Je cite: Roparz Hemon est l’animateur de cette radio. Il intervient sur un plan culturel et intellectuel, bien que le simple fait d'utiliser la langue bretonne ait une signification politique évidente. Pourrait-on savoir laquelle?

Je cite encore: ... elle véhiculait des idées racistes et antisémites, chose très courante dans la France d'avant guerre et occupée.'' Et encore: "Radio Rennes Bretagne n’a jamais diffusé d'émission de propagande nazie à l'image de celles de Radio Paris. Les idées racistes étaient distillées de manière plus sournoise et diluées dans des émissions à haute teneur culturelle". Alors faudrait savoir. Où il y a propagande, où il n'y en a pas. Au fait, ces affirmations reposent sur quoi? Shelley Konk 14 mai 2006 à 18:13 (CEST)

C'est un résumé des premières versions laissées par une IP. J'avais neutralisé les choses les plus outrées, mais tu peux continuer. Archeos ¿∞?
Voyons d'abord ce qu'en dit Ronan Calvez, et recoupons avec d'autres sources éventuelles.Shelley Konk 14 mai 2006 à 19:48 (CEST)

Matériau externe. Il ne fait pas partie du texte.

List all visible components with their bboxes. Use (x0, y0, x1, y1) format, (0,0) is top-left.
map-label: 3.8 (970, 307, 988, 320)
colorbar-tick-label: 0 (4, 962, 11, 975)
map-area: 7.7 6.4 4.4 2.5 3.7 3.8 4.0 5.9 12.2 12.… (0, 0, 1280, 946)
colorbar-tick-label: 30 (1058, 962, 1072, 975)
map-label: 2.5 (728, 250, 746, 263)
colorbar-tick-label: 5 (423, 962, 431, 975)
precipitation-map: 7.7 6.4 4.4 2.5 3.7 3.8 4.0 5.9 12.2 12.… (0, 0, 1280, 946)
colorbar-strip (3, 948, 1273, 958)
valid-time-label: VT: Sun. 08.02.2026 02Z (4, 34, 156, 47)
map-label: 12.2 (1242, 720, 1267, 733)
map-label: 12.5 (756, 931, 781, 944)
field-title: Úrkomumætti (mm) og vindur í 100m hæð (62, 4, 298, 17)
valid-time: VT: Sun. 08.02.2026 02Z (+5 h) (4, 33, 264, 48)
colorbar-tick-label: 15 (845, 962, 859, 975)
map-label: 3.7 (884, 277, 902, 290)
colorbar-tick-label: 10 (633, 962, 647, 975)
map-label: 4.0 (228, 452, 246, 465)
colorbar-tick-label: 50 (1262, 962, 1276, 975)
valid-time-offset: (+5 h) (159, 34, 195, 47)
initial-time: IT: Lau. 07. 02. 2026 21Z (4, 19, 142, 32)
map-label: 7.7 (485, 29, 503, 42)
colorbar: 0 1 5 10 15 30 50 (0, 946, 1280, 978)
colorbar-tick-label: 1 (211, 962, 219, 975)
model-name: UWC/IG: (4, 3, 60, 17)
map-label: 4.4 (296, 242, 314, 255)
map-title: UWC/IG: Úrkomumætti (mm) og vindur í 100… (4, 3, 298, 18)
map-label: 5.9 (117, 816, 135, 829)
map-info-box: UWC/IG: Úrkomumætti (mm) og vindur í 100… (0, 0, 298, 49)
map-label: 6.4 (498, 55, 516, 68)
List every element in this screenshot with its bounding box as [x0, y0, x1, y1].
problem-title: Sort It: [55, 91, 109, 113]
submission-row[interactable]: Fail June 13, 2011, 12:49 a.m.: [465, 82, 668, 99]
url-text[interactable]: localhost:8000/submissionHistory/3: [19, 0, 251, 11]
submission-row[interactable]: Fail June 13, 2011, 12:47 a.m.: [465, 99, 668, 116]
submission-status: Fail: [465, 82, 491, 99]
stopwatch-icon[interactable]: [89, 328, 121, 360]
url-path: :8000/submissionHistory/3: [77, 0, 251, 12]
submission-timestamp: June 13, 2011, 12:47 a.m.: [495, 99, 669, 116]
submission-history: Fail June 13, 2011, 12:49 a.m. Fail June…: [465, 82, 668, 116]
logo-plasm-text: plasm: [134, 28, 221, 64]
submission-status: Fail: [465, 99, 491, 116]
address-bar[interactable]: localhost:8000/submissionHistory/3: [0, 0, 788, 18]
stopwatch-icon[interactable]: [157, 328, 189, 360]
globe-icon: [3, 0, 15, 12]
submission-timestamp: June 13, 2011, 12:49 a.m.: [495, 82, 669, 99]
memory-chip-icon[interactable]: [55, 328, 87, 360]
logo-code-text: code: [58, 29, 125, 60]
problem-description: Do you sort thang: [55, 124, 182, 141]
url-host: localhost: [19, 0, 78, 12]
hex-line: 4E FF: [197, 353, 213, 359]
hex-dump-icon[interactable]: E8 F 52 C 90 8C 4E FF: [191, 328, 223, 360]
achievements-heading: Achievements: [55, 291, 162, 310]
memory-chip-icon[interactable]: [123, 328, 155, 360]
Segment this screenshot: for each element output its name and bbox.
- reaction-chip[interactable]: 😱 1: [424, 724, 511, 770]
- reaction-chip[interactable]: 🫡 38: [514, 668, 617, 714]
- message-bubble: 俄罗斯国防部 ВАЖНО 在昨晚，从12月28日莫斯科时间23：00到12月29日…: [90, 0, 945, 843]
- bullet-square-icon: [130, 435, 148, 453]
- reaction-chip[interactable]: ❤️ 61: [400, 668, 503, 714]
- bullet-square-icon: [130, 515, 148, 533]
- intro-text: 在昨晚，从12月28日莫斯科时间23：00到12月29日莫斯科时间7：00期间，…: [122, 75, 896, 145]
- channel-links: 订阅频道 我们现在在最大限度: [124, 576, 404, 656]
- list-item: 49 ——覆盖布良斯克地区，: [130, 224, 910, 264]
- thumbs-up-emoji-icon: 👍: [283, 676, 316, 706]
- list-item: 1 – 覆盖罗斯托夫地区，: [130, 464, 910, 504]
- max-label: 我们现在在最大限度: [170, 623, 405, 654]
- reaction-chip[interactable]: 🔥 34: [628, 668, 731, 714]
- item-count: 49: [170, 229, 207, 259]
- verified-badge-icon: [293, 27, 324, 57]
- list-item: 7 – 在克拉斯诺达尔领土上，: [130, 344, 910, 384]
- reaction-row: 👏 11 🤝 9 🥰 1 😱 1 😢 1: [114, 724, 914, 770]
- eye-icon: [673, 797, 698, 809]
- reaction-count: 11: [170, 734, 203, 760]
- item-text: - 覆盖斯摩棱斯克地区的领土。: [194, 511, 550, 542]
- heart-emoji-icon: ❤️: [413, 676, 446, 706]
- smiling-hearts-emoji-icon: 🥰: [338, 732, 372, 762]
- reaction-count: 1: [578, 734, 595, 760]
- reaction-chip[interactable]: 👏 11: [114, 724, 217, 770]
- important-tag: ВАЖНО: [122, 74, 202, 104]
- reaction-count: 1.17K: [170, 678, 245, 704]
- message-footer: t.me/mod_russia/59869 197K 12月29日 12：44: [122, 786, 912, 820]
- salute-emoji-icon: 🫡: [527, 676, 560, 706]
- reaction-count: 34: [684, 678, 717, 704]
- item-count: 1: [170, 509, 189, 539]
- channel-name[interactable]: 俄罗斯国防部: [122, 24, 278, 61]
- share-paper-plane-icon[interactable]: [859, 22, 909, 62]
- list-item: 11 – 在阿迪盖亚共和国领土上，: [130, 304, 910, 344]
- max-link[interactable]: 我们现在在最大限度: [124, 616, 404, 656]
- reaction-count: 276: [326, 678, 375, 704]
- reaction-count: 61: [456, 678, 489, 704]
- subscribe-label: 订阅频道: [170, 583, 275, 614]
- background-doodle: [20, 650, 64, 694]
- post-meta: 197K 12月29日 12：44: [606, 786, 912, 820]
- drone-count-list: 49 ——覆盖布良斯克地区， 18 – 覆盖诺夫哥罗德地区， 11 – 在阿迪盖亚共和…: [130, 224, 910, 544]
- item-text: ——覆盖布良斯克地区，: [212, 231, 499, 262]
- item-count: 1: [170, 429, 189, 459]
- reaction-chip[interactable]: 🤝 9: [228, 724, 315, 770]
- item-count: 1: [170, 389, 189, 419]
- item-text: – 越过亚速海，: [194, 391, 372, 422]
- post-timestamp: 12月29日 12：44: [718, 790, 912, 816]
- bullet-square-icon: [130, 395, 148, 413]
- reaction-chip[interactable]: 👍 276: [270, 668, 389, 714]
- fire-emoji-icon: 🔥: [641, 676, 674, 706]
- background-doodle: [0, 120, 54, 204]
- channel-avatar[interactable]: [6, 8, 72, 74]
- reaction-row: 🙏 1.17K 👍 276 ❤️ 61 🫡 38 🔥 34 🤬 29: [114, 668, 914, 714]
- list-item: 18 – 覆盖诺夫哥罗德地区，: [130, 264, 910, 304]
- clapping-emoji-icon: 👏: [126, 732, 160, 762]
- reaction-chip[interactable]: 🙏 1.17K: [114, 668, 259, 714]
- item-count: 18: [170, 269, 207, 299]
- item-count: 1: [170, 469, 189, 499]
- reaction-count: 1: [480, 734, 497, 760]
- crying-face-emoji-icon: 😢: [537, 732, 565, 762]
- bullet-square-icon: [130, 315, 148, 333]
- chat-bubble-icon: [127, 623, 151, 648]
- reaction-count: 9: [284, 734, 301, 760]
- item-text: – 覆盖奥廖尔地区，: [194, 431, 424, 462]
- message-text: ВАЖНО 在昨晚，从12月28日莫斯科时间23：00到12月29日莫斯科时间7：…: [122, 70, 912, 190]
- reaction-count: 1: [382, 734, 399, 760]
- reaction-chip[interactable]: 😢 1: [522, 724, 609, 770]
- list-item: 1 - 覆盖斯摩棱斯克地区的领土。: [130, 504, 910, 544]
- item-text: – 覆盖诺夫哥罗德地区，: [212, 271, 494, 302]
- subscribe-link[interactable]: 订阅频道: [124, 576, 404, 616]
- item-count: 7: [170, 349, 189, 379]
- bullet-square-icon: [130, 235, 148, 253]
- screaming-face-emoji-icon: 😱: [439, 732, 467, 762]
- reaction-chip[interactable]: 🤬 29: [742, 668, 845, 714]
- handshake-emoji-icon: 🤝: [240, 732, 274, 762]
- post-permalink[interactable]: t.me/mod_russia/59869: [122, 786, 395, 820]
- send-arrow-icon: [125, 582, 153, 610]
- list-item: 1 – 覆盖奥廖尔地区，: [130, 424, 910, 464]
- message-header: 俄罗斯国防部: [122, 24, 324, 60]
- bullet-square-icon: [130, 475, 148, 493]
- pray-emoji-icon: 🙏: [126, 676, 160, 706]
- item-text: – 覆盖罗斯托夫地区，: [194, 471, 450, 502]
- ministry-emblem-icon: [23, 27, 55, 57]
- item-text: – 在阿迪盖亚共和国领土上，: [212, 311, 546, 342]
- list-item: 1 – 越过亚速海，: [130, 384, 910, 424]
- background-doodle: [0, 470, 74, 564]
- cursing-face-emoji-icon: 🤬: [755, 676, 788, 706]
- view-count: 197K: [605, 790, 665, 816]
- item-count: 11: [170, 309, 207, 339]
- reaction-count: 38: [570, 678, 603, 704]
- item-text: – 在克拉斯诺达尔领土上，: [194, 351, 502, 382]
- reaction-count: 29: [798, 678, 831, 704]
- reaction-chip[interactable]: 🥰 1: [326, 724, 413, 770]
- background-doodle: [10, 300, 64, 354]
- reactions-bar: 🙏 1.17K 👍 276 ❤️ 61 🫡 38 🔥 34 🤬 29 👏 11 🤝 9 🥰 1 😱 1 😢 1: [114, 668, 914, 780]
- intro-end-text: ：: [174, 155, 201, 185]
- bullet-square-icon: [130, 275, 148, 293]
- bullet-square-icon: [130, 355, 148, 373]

ambiguïtés... et inventions[modifier le code]

l'irruption incongrue (13 mars 2007) du chef d'orchestre Eugène Bigot dans l'équipe d'animation (§3) relève de la pure invention ; d'abord -mais c'est secondaire- le concept d'animateur musical est une notion (fonction ?) contemporaine étrangère à l'époque considérée. Ensuite et surtout parce que cette page Radio Rennes Bretagne s'intéresse au nationalisme breton, à l'antisémitisme, au nazisme, à la collaboration etc. Elle est donc sans le moindre rapport, ni sur le fond, ni dans la chronologie, ni par les acteurs impliqués, avec les activités exclusivement artistiques de la station radiophonique -estimée alors plus à l'abri d'une hypothétique invasion allemande- où se replièrent stratégiquement tous les personnels de la Radio française jusqu'alors centralisée à Paris, afin d'y poursuivre leur mission musicale, c'est-à-dire de septembre 39 à pratiquement septembre 40 -et ce, malgré l'interruption des services et la désorganisation qui suivirent le bombardement de Rennes et l'arrivée des troupes d'occupation fin juin 1940 . Quant à Eugène Bigot, rappelé d'urgence par Jacques Rouché pour la réouverture de la Salle Favart, c'est dès le début du mois d'août qu'il quitta définitivement Rennes désormais investie pour rentrer dans la capitale. Avant de se hasarder à cet ajout farfelu, son auteur aurait été bien inspiré de lire le chapitre consacré à Rennes, capitale musicale de la France pendant la "Drôle de Guerre" par Marie-Claire Mussat, professeur à l'Université de Rennes-2, dans La Vie Musicale sous Vichy (Editions Complexe) qui dépeint avec précision et véracité ce volet méconnu de la Seconde guerre mondiale. Pierre De Vreel 3 mai 2007 à 13:33 (CEST)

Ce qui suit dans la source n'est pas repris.